At this point, some of you may be shouting at the screen, wondering how I could be so irresponsible as to endanger the blood supply. I've seen what HIV can do. I've lost friends to it. I've seen what the meds can do. Believe me, I'm under no illusion that HIV is something minor. Sure it's treatable, perhaps even managable at this point, but I could never live with myself if I thought there was even a fraction of a chance I could give HIV to someone through a blood donation.
At the same time, the rule that the blood donation system used is ridiculous - permanent deferment for any man who has had sex with a man since 1978.

So, I had to make up my own rules. I decided to go with six months since last having sex, and then an HIV test just to make sure, before allowing myself to donate.
I guess I have sex so infrequently that waiting six months isn't a big deal. There were even a few opportunities I passed up because my (secret) identity as a blood donor wasn't worth putting on hold.

Speaking of secret identities, it was quite jarring to go back into the closet to give blood. And to stay in the closet about being a blood donor everywhere else. I wanted to ask for the pink gauze to wrap up my arm after the donation, but had to bite my tongue. I had to make sure I wore the t-shirts that they give you inside out, and I couldn't accept as a gift in exchange for donation anything that would visibly associate me with being a donor.

I frequently struggled with who, how and when to "come out" as a donor in the rest of my life. Half of me wanted to come out fully and fight against the injustice of the gay donor ban. Half of my wanted to fly under the radar and help as many people anonymously as I could with my donations.
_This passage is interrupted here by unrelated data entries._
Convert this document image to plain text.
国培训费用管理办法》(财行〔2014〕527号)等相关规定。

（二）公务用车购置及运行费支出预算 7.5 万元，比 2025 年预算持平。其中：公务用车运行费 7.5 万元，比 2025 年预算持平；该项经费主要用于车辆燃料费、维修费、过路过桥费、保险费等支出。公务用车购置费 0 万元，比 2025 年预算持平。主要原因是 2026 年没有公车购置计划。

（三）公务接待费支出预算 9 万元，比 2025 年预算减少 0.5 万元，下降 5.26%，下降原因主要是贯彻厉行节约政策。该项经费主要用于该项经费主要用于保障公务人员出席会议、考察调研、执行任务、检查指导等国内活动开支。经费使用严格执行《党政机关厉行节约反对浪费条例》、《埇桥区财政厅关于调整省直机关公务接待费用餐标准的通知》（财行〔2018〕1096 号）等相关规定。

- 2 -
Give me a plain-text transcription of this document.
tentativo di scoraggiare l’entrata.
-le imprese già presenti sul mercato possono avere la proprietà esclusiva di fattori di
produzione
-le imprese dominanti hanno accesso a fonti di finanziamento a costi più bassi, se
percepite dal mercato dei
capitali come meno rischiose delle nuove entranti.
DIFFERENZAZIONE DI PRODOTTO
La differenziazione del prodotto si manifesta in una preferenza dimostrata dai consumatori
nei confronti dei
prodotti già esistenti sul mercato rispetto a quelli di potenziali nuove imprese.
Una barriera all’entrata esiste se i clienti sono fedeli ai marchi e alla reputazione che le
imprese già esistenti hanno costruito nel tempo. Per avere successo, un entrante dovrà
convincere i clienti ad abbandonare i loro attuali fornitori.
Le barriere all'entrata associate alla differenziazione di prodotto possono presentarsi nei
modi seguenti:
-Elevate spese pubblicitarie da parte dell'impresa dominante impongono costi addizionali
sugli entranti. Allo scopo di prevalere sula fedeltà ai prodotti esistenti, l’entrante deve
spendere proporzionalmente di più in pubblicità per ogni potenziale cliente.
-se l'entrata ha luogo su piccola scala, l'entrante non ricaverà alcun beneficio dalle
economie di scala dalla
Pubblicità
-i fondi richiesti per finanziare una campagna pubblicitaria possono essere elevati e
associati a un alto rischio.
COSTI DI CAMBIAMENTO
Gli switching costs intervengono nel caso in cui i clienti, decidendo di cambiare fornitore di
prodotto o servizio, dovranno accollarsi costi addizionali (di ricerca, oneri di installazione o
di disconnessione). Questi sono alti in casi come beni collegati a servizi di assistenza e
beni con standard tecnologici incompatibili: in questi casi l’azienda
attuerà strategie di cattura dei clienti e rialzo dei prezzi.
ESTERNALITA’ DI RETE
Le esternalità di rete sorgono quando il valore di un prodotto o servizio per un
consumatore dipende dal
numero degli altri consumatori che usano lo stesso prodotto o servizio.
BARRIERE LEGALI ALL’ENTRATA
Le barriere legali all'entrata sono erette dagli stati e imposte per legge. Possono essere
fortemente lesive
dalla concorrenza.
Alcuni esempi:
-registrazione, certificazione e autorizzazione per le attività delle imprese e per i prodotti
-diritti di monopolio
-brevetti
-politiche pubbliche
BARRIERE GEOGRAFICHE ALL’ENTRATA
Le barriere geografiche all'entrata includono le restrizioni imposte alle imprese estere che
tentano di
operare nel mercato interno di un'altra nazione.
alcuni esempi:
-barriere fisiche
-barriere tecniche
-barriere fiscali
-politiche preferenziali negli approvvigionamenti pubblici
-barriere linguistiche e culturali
I can't say I ever felt like I made the "right" choice there, often flying a bit close to the sun trying to do both at once.

For those members of my family, my friends, my coworkers, I'm sorry I didn't feel comfortable coming out to you as a blood donor - I hope you won't feel betrayed that I kept this to myself. And of course to the nurses at the dontation centers I've given at, I apologize for lying right to your face.
But to the mucky-mucks at the FDA - screw you. You've made my life uncomfortable and duplicitous and prevented many valuable donations from being received by others.

Gentle readers, I'm curious to hear your thoughts.


  1. I'm right there with you. Although the deferment language ostensibly focuses on behavior rather than identity, in reality it perpetuates the craziness of the early AIDS years where people talked about "being gay" as a risk factor rather than focusing on behaviors. I actually had a dream last night where I was explaining to someone that identifying as lesbian didn't mean you had a lower risk of HIV, using that study from the 80s about the high percentage of female sex workers in Providence who identified as lesbian! The permanent deferment rule is particularly galling since it's so clearly an attempt to compensate for how long it took the blood bank community to put reasonable safeguards in place. They went from refusing to take reasonable precautions to taking unreasonable precautions.

  2. Thank you for lying, and doing what was right. The laws, regarding this matter, are backwards, and are doing nobody any favors.